The trial court found that the testimony of Thetis Applegate was not helpful to movant. It found that his testimony of the mother’s punishment of the children “was not inconsistent with ordinary disciplining of children.” The court determined that movant did not receive ineffective assistance of counsel by his attorney not calling Thetis Applegate as a witness.

“To sustain a claim of ineffective assistance of counsel movant must establish that there was a reasonable probability that, but for counsel’s unprofessional errors, the result of the proceeding would have been different; a reasonable probability being a probability sufficient to undermine confidence in the outcome.” Tatum v. State, 693 S.W.2d 903, 904 (Mo.App.1985).

Deciding which witnesses to call is a matter of trial strategy which generally does not provide an adequate basis for an attack on the competency of counsel.
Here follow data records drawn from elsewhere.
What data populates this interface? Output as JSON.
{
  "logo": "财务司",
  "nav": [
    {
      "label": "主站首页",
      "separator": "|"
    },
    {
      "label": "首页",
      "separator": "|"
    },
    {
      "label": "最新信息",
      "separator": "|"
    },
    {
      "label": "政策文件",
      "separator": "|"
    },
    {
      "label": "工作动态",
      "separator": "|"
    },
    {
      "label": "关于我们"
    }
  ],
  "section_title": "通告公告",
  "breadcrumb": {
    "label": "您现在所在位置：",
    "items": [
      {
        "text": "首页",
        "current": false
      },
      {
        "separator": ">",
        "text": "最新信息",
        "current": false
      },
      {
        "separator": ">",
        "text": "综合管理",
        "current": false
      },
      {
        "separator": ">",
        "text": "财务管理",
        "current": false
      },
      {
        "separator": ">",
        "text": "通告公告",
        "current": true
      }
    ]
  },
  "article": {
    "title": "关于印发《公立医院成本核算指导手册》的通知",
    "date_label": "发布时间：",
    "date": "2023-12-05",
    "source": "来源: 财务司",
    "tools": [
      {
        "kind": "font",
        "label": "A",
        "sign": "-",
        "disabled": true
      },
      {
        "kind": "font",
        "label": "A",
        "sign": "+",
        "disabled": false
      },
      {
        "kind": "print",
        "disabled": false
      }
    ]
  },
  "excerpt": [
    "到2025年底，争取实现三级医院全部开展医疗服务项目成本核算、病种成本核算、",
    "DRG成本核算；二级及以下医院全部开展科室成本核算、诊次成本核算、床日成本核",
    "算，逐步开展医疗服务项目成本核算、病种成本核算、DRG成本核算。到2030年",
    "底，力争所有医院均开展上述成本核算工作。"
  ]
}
Hulsey v. State, 631 S.W.2d 368, 370 (Mo.App. 1982).

If the testimony of Thetis Applegate would have been offered to show that mov-ant’s wife might have inflicted the injury, it would have fallen short. It did not indicate that she had ever beaten the children severely. In addition, movant testified at trial that he was alone with the children when Donald was injured. Based on mov-*112ant’s testimony, his wife could not have inflicted Donald’s injury.

The issue for the jury was whether the child fell or was intentionally injured while movant was the only adult with him. If movant had presented Thetis Applegate’s testimony, one or more of the jurors might have inferred that movant knew his case was weak and was desperate for any kind of evidence he could find, no matter how irrelevant.

Movant’s counsel cannot be faulted for not calling Thetis Applegate as a witness. There is no indication that this testimony was likely to change the outcome in mov-ant’s favor. It could have been harmful to his defense. No basis has been shown on which to establish ineffective assistance of counsel.

The judgment is affirmed.

HOGAN, P.J., and MAUS, J., concur. CROW, J., not participating.